In Origins: Fourteen Billion Years of Cosmic Evolution, we introduce the reader to this new synthesis of knowledge, which allows us to address not only the origin of the universe but also the origin of the largest structures that matter has formed, the origin of the stars that light the cosmos, the origin of planets that offer the likeliest sites for life, and the origin of life itself on one or more of those planets.

Humans remain fascinated with the topic of origins for many reasons, both logical and emotional. We can hardly comprehend the essence of anything without knowing where it came from. And of all the stories that we hear, those that recount our own origins engender the deepest resonance within us.

Self-centeredness bred into our bones by our evolution and experience on Earth has led us naturally to focus on local events and phenomena in the retelling of most origin stories. However, every advance in our knowledge of the cosmos has revealed that we live on a cosmic speck of dust, orbiting a mediocre star in the far suburbs of a common sort of galaxy, among a hundred billion galaxies in the universe. The news of our cosmic unimportance triggers impressive defense mechanisms in the human psyche. Many of us unwittingly resemble the man in the cartoon who gazes at the starry heavens and remarks to his companion, “When I look at all those stars, I’m struck by how insignificant they are.”

Throughout history, different cultures have produced creation myths that explain our origins as the result of cosmic forces shaping our destiny. These histories have helped us to ward off feelings of insignificance. Although origin stories typically begin with the big picture, they get down to Earth with impressive speed, zipping past the creation of the universe, of all its contents, and of life on Earth, to arrive at long explanations of myriad details of human history and its social conflicts, as if we somehow formed the center of creation.

Almost all the disparate answers to the quest of origins accept as their underlying premise that the cosmos behaves in accordance with general rules, which reveal themselves, at least in principle, to our careful examination of the world around us. Ancient Greek philosophers raised this premise to exalted heights, insisting that we humans possess the power to perceive how nature operates, as well as the underlying reality beneath what we observe: the fundamental truths that govern all else.

Quite understandably, they insisted that uncovering those truths would be difficult. Twenty-three hundred years ago, in his most famous reflection on our ignorance, the Greek philosopher Plato compared those who strive for knowledge to prisoners chained in a cave, unable to see objects behind them, and who must attempt to deduce from the shadows of these objects an accurate description of reality.

With this simile, Plato not only summarized humanity’s attempts to understand the cosmos but also emphasized that we have a natural tendency to believe that mysterious, dimly sensed entities govern the universe, privy to knowledge that we can, at best, glimpse only in part. From Plato to Buddha, from Moses to Mohammed, from a hypothesized cosmic creator to modern films about “the matrix,” humans in every culture have concluded that higher powers rule the cosmos, gifted with an understanding of the gulf between reality and superficial appearance.

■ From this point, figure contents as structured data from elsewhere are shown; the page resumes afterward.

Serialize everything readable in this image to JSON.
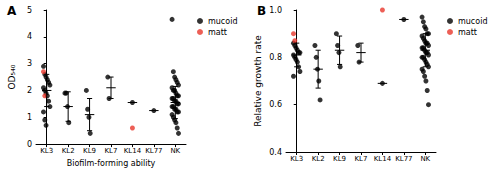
{
  "chart_data": [
    {
      "type": "scatter",
      "title": "A",
      "x_label": "Biofilm-forming ability",
      "y_label": "OD₅₄₀",
      "categories": [
        "KL3",
        "KL2",
        "KL9",
        "KL7",
        "KL14",
        "KL77",
        "NK"
      ],
      "ylim": [
        0,
        5
      ],
      "yticks": [
        0,
        1,
        2,
        3,
        4,
        5
      ],
      "grid": false,
      "legend": "right",
      "marker": "circle",
      "series": [
        {
          "name": "mucoid",
          "color": "#000000",
          "values": [
            [
              2.9,
              2.6,
              2.5,
              2.4,
              2.3,
              2.2,
              2.1,
              2.0,
              1.9,
              1.8,
              1.6,
              1.4,
              1.2,
              0.9,
              0.7
            ],
            [
              1.9,
              1.9,
              1.4,
              0.8
            ],
            [
              2.0,
              1.3,
              1.0,
              0.4
            ],
            [
              2.5,
              1.7
            ],
            [
              1.55
            ],
            [
              1.25
            ],
            [
              4.65,
              2.7,
              2.5,
              2.4,
              2.3,
              2.2,
              2.1,
              2.0,
              2.0,
              1.9,
              1.8,
              1.8,
              1.7,
              1.7,
              1.6,
              1.6,
              1.5,
              1.5,
              1.4,
              1.4,
              1.3,
              1.3,
              1.2,
              1.2,
              1.1,
              1.0,
              0.9,
              0.8,
              0.6,
              0.4
            ]
          ]
        },
        {
          "name": "matt",
          "color": "#e8372c",
          "values": [
            [
              2.7,
              1.8
            ],
            [],
            [],
            [],
            [
              0.6
            ],
            [],
            []
          ]
        }
      ],
      "mean": [
        2.0,
        1.4,
        1.1,
        2.1,
        1.55,
        1.25,
        1.55
      ],
      "sd": [
        0.6,
        0.55,
        0.6,
        0.4,
        0,
        0,
        0.6
      ]
    },
    {
      "type": "scatter",
      "title": "B",
      "y_label": "Relative growth rate",
      "categories": [
        "KL3",
        "KL2",
        "KL9",
        "KL7",
        "KL14",
        "KL77",
        "NK"
      ],
      "ylim": [
        0.4,
        1.0
      ],
      "yticks": [
        0.4,
        0.6,
        0.8,
        {
          "value": 1.0,
          "label": "1.0"
        }
      ],
      "grid": false,
      "legend": "right",
      "marker": "circle",
      "series": [
        {
          "name": "mucoid",
          "color": "#000000",
          "values": [
            [
              0.86,
              0.85,
              0.84,
              0.83,
              0.82,
              0.82,
              0.81,
              0.8,
              0.79,
              0.78,
              0.76,
              0.74,
              0.72
            ],
            [
              0.85,
              0.8,
              0.75,
              0.7,
              0.62
            ],
            [
              0.9,
              0.85,
              0.82,
              0.76
            ],
            [
              0.85,
              0.78
            ],
            [
              0.69
            ],
            [
              0.96
            ],
            [
              0.97,
              0.95,
              0.93,
              0.92,
              0.9,
              0.9,
              0.89,
              0.88,
              0.87,
              0.86,
              0.86,
              0.85,
              0.84,
              0.84,
              0.83,
              0.82,
              0.82,
              0.81,
              0.8,
              0.8,
              0.79,
              0.78,
              0.77,
              0.76,
              0.75,
              0.74,
              0.72,
              0.7,
              0.66,
              0.6
            ]
          ]
        },
        {
          "name": "matt",
          "color": "#e8372c",
          "values": [
            [
              0.9,
              0.87
            ],
            [],
            [],
            [],
            [
              1.0
            ],
            [],
            []
          ]
        }
      ],
      "mean": [
        0.81,
        0.75,
        0.83,
        0.82,
        0.69,
        0.96,
        0.83
      ],
      "sd": [
        0.05,
        0.08,
        0.06,
        0.04,
        0,
        0,
        0.07
      ]
    }
  ]
}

Half a millennium ago, a new approach toward understanding nature slowly took hold. This attitude, which we now call science, arose from the confluence of new technologies and the discoveries that they fostered. The spread of printed books across Europe, together with simultaneous improvements in travel by road and water, allowed individuals to communicate more quickly and effectively, so that they could learn what others had to say and could respond far more rapidly than in the past. During the sixteenth and seventeenth centuries, this hastened back-and-forth disputation and led to a new way of acquiring knowledge, based on the principle that the most effective means of understanding the cosmos relies on careful observations, coupled with attempts to specify broad and basic principles that explain a set of these observations.

One more concept gave birth to science. Science depends on organized skepticism, that is, on continual, methodical doubting. Few of us doubt our own conclusions, so science embraces its skeptical approach by rewarding those who doubt someone else’s. We may rightly call this approach unnatural; not so much because it calls for mistrusting someone else’s thoughts, but because science encourages and rewards those who can demonstrate that another scientist’s conclusions are just plain wrong. To other scientists, the scientist who corrects a colleague’s error, or cites good reasons for seriously doubting his or her conclusions, performs a noble deed, like a Zen master who boxes the ears of a novice straying from the meditative path, although scientists correct one another more as equals than as master and student. By rewarding a scientist who spots another’s errors—a task that human nature makes much easier than discerning one’s own mistakes—scientists as a group have created an inborn system of self-correction. Scientists have collectively created our most efficient and effective tool for analyzing nature, because they seek to disprove other scientists’ theories even as they support their earnest attempts to advance human knowledge. Science thus amounts to a collective pursuit, but a mutual admiration society it is not, nor was meant to be.

Like all attempts at human progress, the scientific approach works better in theory than in practice. Not all scientists doubt one another as effectively as they should. The need to impress scientists who occupy powerful positions, and who are sometimes swayed by factors that lie beyond their conscious knowledge, can interfere with science’s self-correcting ability. In the long run, however, errors cannot endure, because other scientists will discover them and promote their own careers by trumpeting the news. Those conclusions that do survive the attacks of other scientists will eventually achieve the status of scientific “laws,” accepted as valid descriptions of reality, even though scientists understand that each of these laws may some day find itself to be only part of a larger, deeper truth ...